CPC23四 A.

A.Running Around Park
Time Limit: 10000 MS Memory Limit: 65536 K
Total Submit: 72 (52 users) Total Accepted: 53 (52 users) Special Judge: No

Description

Alice went jogging around the park yesterday. There is a circular track around the park, and Alice's house is right next to the track. Alice ran in the clockwise direction. She both started and ended her run at her house. In other words, she completed some positive number of full laps.

There are N trees along the track. The trees are numbered 1 through N in the order in which Alice encounters them when running a single lap. You are given the int N.

Alice remembers some trees she saw during her run. She remembers them in the order in which she encountered them. You are given this information as a int[] d.
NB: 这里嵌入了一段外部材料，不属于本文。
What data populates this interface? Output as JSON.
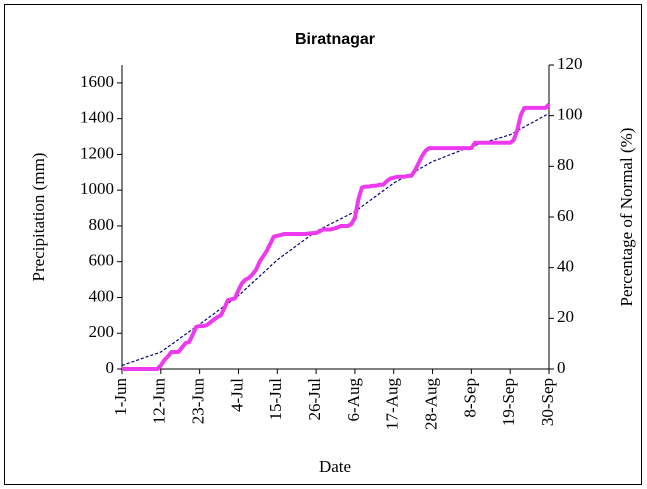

For example, d={6,6,1} has the following meaning:

Alice started running.

After some time she encountered the tree number 6.
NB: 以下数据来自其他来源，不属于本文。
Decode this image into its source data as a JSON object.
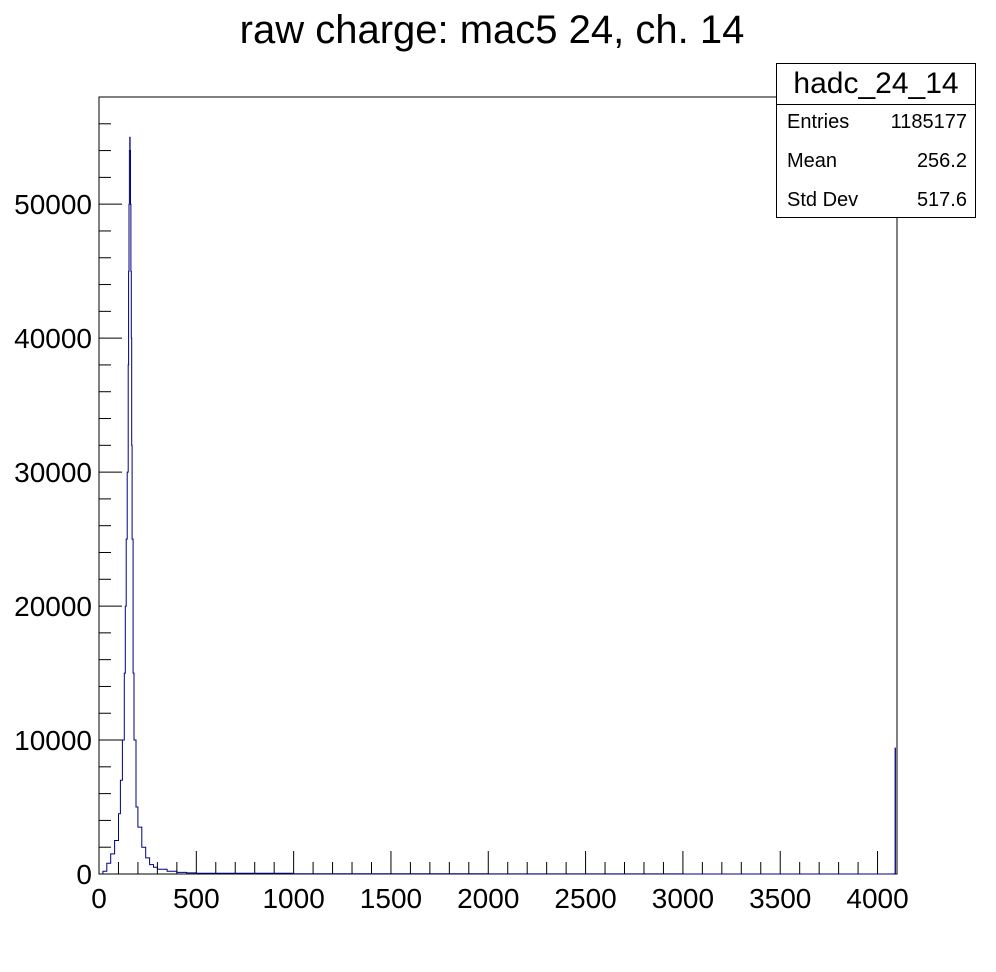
{
  "chart_data": {
    "type": "histogram",
    "title": "raw charge: mac5 24, ch. 14",
    "xlabel": "",
    "ylabel": "",
    "xlim": [
      0,
      4100
    ],
    "ylim": [
      0,
      58000
    ],
    "x_ticks": [
      0,
      500,
      1000,
      1500,
      2000,
      2500,
      3000,
      3500,
      4000
    ],
    "y_ticks": [
      0,
      10000,
      20000,
      30000,
      40000,
      50000
    ],
    "line_color": "#000080",
    "grid": false,
    "bin_width": 4,
    "series": [
      {
        "x": [
          0,
          20,
          40,
          60,
          80,
          100,
          110,
          120,
          130,
          135,
          140,
          145,
          150,
          152,
          154,
          156,
          158,
          160,
          162,
          164,
          166,
          168,
          170,
          175,
          180,
          190,
          200,
          220,
          240,
          260,
          280,
          300,
          350,
          400,
          450,
          500,
          1000,
          2000,
          3000,
          4000,
          4080,
          4090,
          4092,
          4096
        ],
        "values": [
          0,
          200,
          800,
          1500,
          2500,
          4500,
          7000,
          10000,
          15000,
          20000,
          25000,
          30000,
          38000,
          45000,
          50000,
          54000,
          55000,
          54000,
          50000,
          45000,
          40000,
          32000,
          25000,
          15000,
          10000,
          5000,
          3500,
          2000,
          1200,
          700,
          500,
          350,
          200,
          120,
          80,
          50,
          15,
          5,
          3,
          2,
          10,
          9400,
          0,
          0
        ]
      }
    ]
  },
  "stats": {
    "name": "hadc_24_14",
    "rows": [
      {
        "label": "Entries",
        "value": "1185177"
      },
      {
        "label": "Mean",
        "value": "256.2"
      },
      {
        "label": "Std Dev",
        "value": "517.6"
      }
    ]
  }
}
After some more time she encountered the tree number 6.

Even later she encountered the tree number 1.

Compute and return the smallest possible number of laps Alice completed.
Input

For each test data. The first line contains two number N and dN.

The second line contains dN number, the ith of them is di.
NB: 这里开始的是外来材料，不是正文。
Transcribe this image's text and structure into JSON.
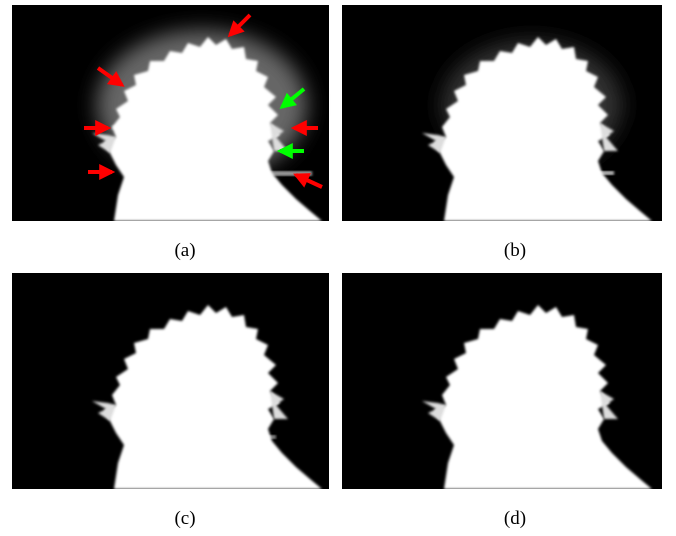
{
  "captions": [
    "(a)",
    "(b)",
    "(c)",
    "(d)"
  ]
}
- N will be between 2 and 50, inclusive.

- dN will between 1 and 50.

- Each element of d will be between 1 and N, inclusive.
Output

For each test, compute and return the smallest possible number of laps Alice completed.
Sample Input

3 3

1 2 3

24 2

6 6

3 3

3 2 1


50 10

1 3 5 7 9 2 4 6 8 10
Sample Output

1

2

3

2

解题思路：

        题意是一个人绕着田径场跑圈，树从1~n标号，给出沿途遇见的树的标号，问这个人最后总共跑了多少圈。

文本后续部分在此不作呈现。